À la suite de la déclaration d’un premier cas confirmé de la COVID-19 à Kahnawake le 18 mars, le comité d’intervention COVID-19 de Kahnawake, a tenu à clarifier la différence entre l’auto-isolement de 14 jours et et la période d’incubation du virus de 24  à 48 heures.

Le premier cas confirmé à Kahnawake est une médecin, qui n’habite pas dans la réserve, mais qui travaille à l’hôpital local du territoire autochtone. La docteure infectée a voyagé dans la ville de New York du 7 au 9 mars. Elle a travaillé au centre hospitalier Kateri Memorial le 11 mars, a rapporté le comité d’intervention COVID-19 de Kahnawake.

«Son conjoint a développé des symptômes et s’est auto-isolé le 15 mars,  a expliqué la directrice exécutive de l’hôpital de Kahnawake Lisa Westaway. Elle s’est aussi auto-isolée ce jour-là et a annulé sa clinique prévue à l’hôpital Kateri.»

La médecin a développé des symptômes de la COVID-19 le 17 mars. Elle a été testée le même jour et a reçu son résultat le 18 mars.

Dans une lettre publiée en soirée le 18 mars, la médecin directrice des services professionnels de l’hôpital Kateri Memorial dans la communauté autochtoneSuzanne Jones souligne que la professionnelle de la santé infectée a pris toutes les mesures appropriées en présence d’un conjoint ayant des symptômes. Le fait que la médecin se soit auto-isolée deux jours avant l’apparition de ses symptômes, qui sont légers, «font en sorte qu’il n’y a aucun risque pour les employés ou les membres de la communauté».

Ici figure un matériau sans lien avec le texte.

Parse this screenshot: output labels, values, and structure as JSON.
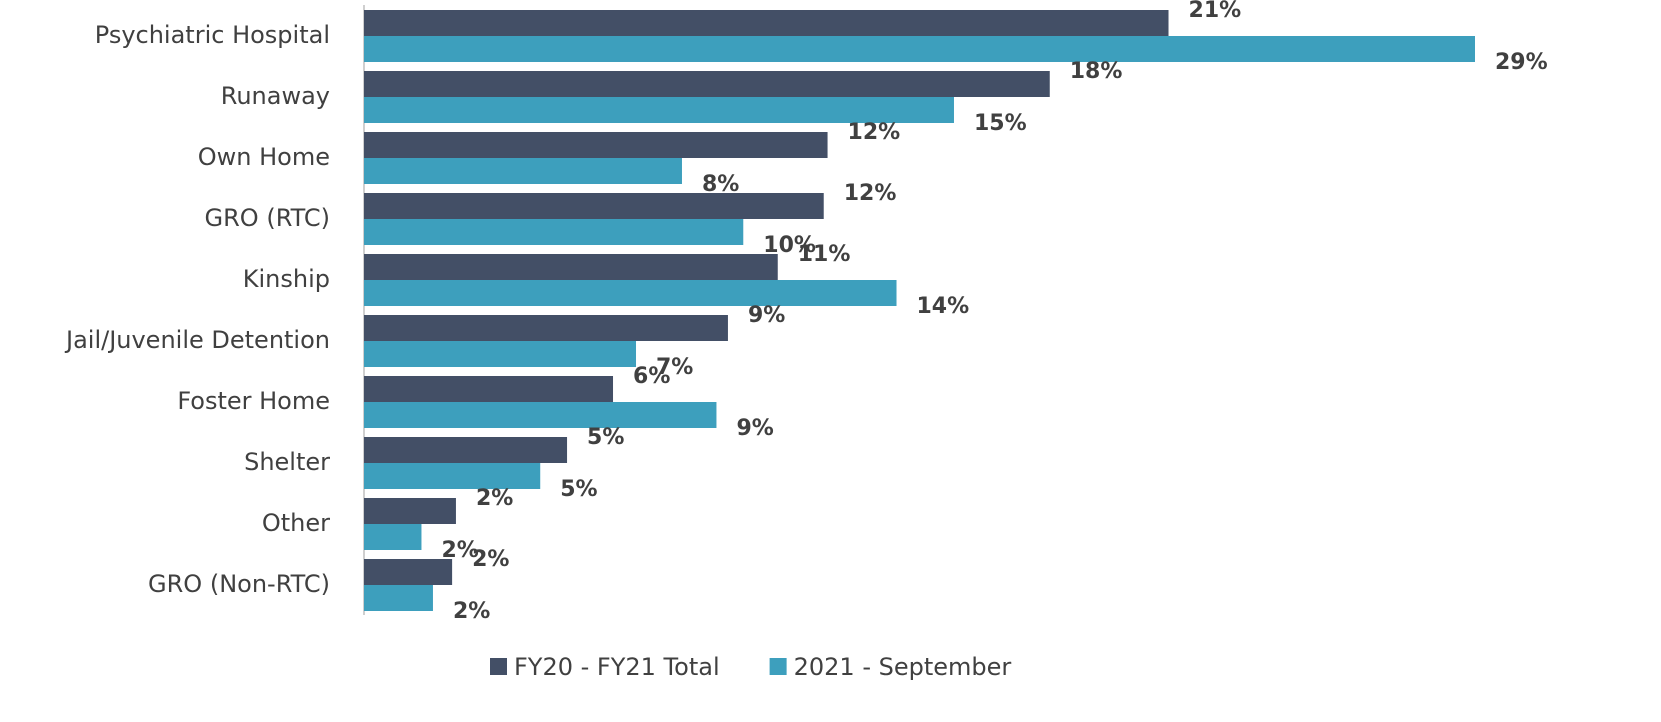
{
  "chart_data": {
    "type": "bar",
    "orientation": "horizontal",
    "categories": [
      "Psychiatric Hospital",
      "Runaway",
      "Own Home",
      "GRO (RTC)",
      "Kinship",
      "Jail/Juvenile Detention",
      "Foster Home",
      "Shelter",
      "Other",
      "GRO (Non-RTC)"
    ],
    "series": [
      {
        "name": "FY20 - FY21 Total",
        "color": "#434f66",
        "values": [
          21.0,
          17.9,
          12.1,
          12.0,
          10.8,
          9.5,
          6.5,
          5.3,
          2.4,
          2.3
        ],
        "value_labels": [
          "21%",
          "18%",
          "12%",
          "12%",
          "11%",
          "9%",
          "6%",
          "5%",
          "2%",
          "2%"
        ]
      },
      {
        "name": "2021 - September",
        "color": "#3d9fbd",
        "values": [
          29.0,
          15.4,
          8.3,
          9.9,
          13.9,
          7.1,
          9.2,
          4.6,
          1.5,
          1.8
        ],
        "value_labels": [
          "29%",
          "15%",
          "8%",
          "10%",
          "14%",
          "7%",
          "9%",
          "5%",
          "2%",
          "2%"
        ]
      }
    ],
    "xlim": [
      0,
      29
    ],
    "legend": "bottom"
  }
}
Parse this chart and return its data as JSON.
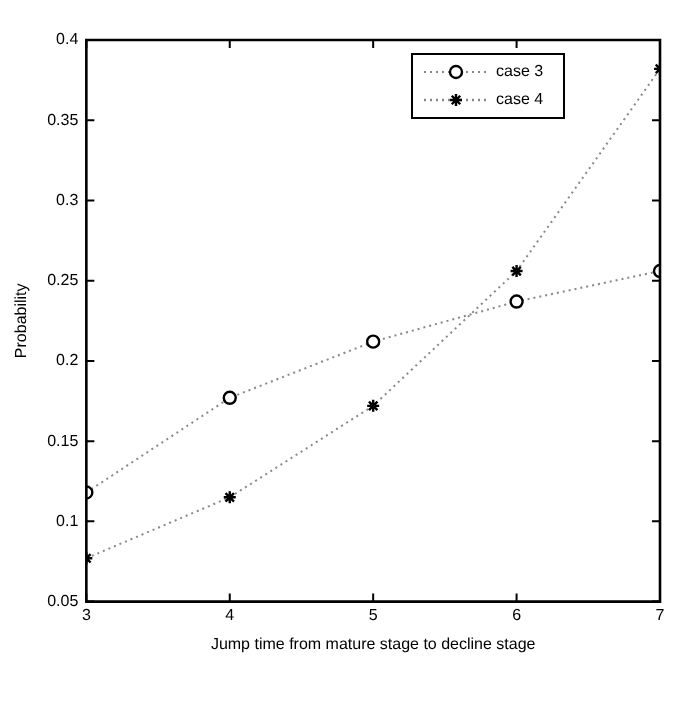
{
  "chart_data": {
    "type": "line",
    "xlabel": "Jump time from mature stage to decline stage",
    "ylabel": "Probability",
    "x": [
      3,
      4,
      5,
      6,
      7
    ],
    "series": [
      {
        "name": "case 3",
        "color": "#000000",
        "marker": "circle",
        "values": [
          0.118,
          0.177,
          0.212,
          0.237,
          0.256
        ]
      },
      {
        "name": "case 4",
        "color": "#000000",
        "marker": "cross",
        "values": [
          0.077,
          0.115,
          0.172,
          0.256,
          0.382
        ]
      }
    ],
    "xlim": [
      3,
      7
    ],
    "xticks": [
      3,
      4,
      5,
      6,
      7
    ],
    "ylim": [
      0.05,
      0.4
    ],
    "yticks": [
      0.05,
      0.1,
      0.15,
      0.2,
      0.25,
      0.3,
      0.35,
      0.4
    ],
    "grid": false,
    "legend": "top right",
    "line_style": "dotted"
  }
}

«Pendant les analyses, les autorités de santé publique et les experts en maladie infectieuse du CHUM nous ont présenté le »pire scénario». D’autres virus connus sont présents 24 à 48 heures avant l’apparition des symptômes, écrit Dre Jones. Rappelons-nous que c’est un nouveau virus et qu’on ne le connait pas encore très bien. Même dans le pire scénario, la chronologie des événements démontre qu’elle n’était pas du tout contagieuse le jour où elle a travaillé à la clinique. Un département, reconnu mondialement en maladie infectieuse, nous a assuré et répété, car on était inquiets, qu’il n’y avait absolument aucune nécessité de retracer de contacts.»

Contagion versus incubation

La période de contagion du virus est de 24 à 48 heures avant l’apparition des symptômes jusqu’à la fin de ces derniers et avec la confirmation d’un test négatif.

La période d’incubation du virus  est, selon la direction de la santé publique de Montréal, en moyenne de cinq à six jours.

«Cependant, elle pourrait s’étendre jusqu’à 12,5 jours. Par prudence, on suggère aux fins de la recherche de l’exposition et de la surveillance des contacts de considérer une période de 14 jours», peut-on lire sur le site Internet de la Santé publique.

C’est pour cette raison que le gouvernement exige un isolement volontaire de 14 jours à toutes les personnes qui reviennent de l’étranger depuis le 12 mars.

«Nous avons tous le choix de suivre les décisions et recommandations faites par le comité d’intervention COVID-19  de Kahnawake. Ma plus grande préoccupation est que plusieurs membres de la communauté reviennent de voyage depuis le 12 mars et font le choix de ne pas s’auto-isoler, poursuit Dre Jones dans sa lettre. C’est l’une des plus grandes menaces dans la communauté, car plusieurs seront exposés au virus COVID-19. La conséquence sera la perte d’aînés, d’adeptes de langue mohawk et de guérisseurs traditionnels.»